どうやら彼女は、自分の席が離れているのが嫌で、空いているように見えた父の席に来たらしい。
しかも、父が座っているのを分かった上で。
車掌さんは丁寧だが、はっきりと言った。
「こちらはこの方の指定席です。ご自身のお席へお戻りください」
女性は不満そうに立ち上がった。
「子ども連れには本当に厳しいんですね」
私は父を支えながら言った。
「厳しいんじゃありません。席を買った人に戻しているだけです」
周囲の何人かが、静かにうなずいた。
女性は抱っこした子どもを揺らしながら、ぶつぶつ文句を言って去っていった。
その背中に向かって、隣の男性がぽつりと言った。
「配慮って、奪うための言葉じゃないですよね」
私はその言葉に、思わず胸が熱くなった。
父を席に座らせると、父は申し訳なさそうに言った。
「すまんな。
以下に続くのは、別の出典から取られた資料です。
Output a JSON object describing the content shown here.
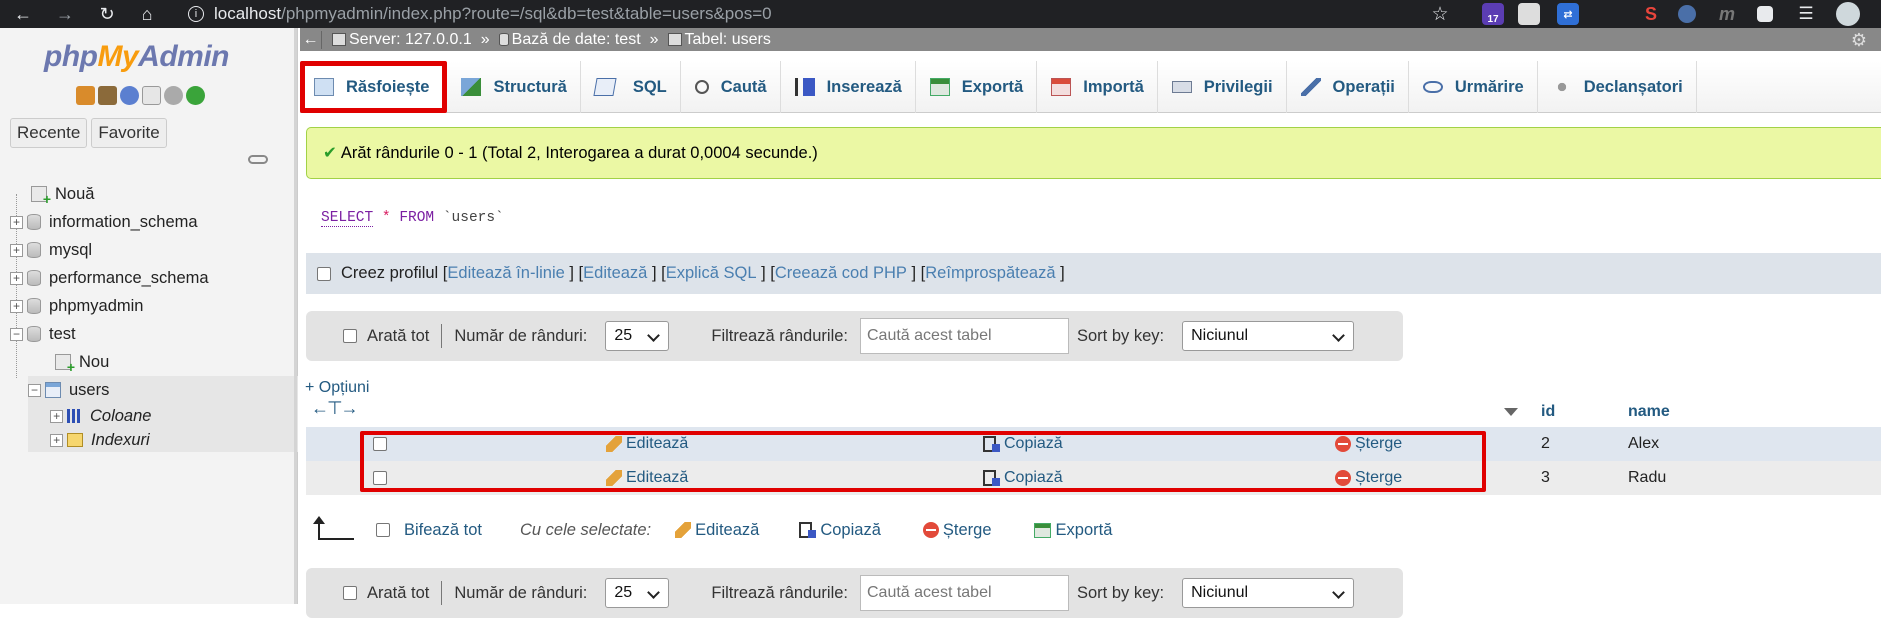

大ごとにさせて」
私は父の膝に上着をかけた。
「大ごとにしたのは私じゃないよ。お父さんの席を当然みたいに取った人」
父は黙って窓の外を見た。
少しして、小さく笑った。
「お前、強くなったな」
私は笑い返した。
「お父さんがずっと我慢してきた分、今日は私が我慢しなかっただけ」
子どもがいる人に優しくするのは大切だと思う。
困っている人に手を貸すのも大事だと思う。
でも、それは誰かを押しのけていい理由にはならない。
配慮は、声の大きい人だけのものじゃない。
座っている高齢者にも、足の悪い人にも、ちゃんと向けられるべきものだ。
父はその後、目的地まで無事に座って過ごせた。
私は去っていった女性の背中を思い出しながら、心の中で一つだけ思った。
本当に必要な配慮は、奪い取るものじゃない。
譲ってもらう前に、まず人の席を人の席として見ることだ。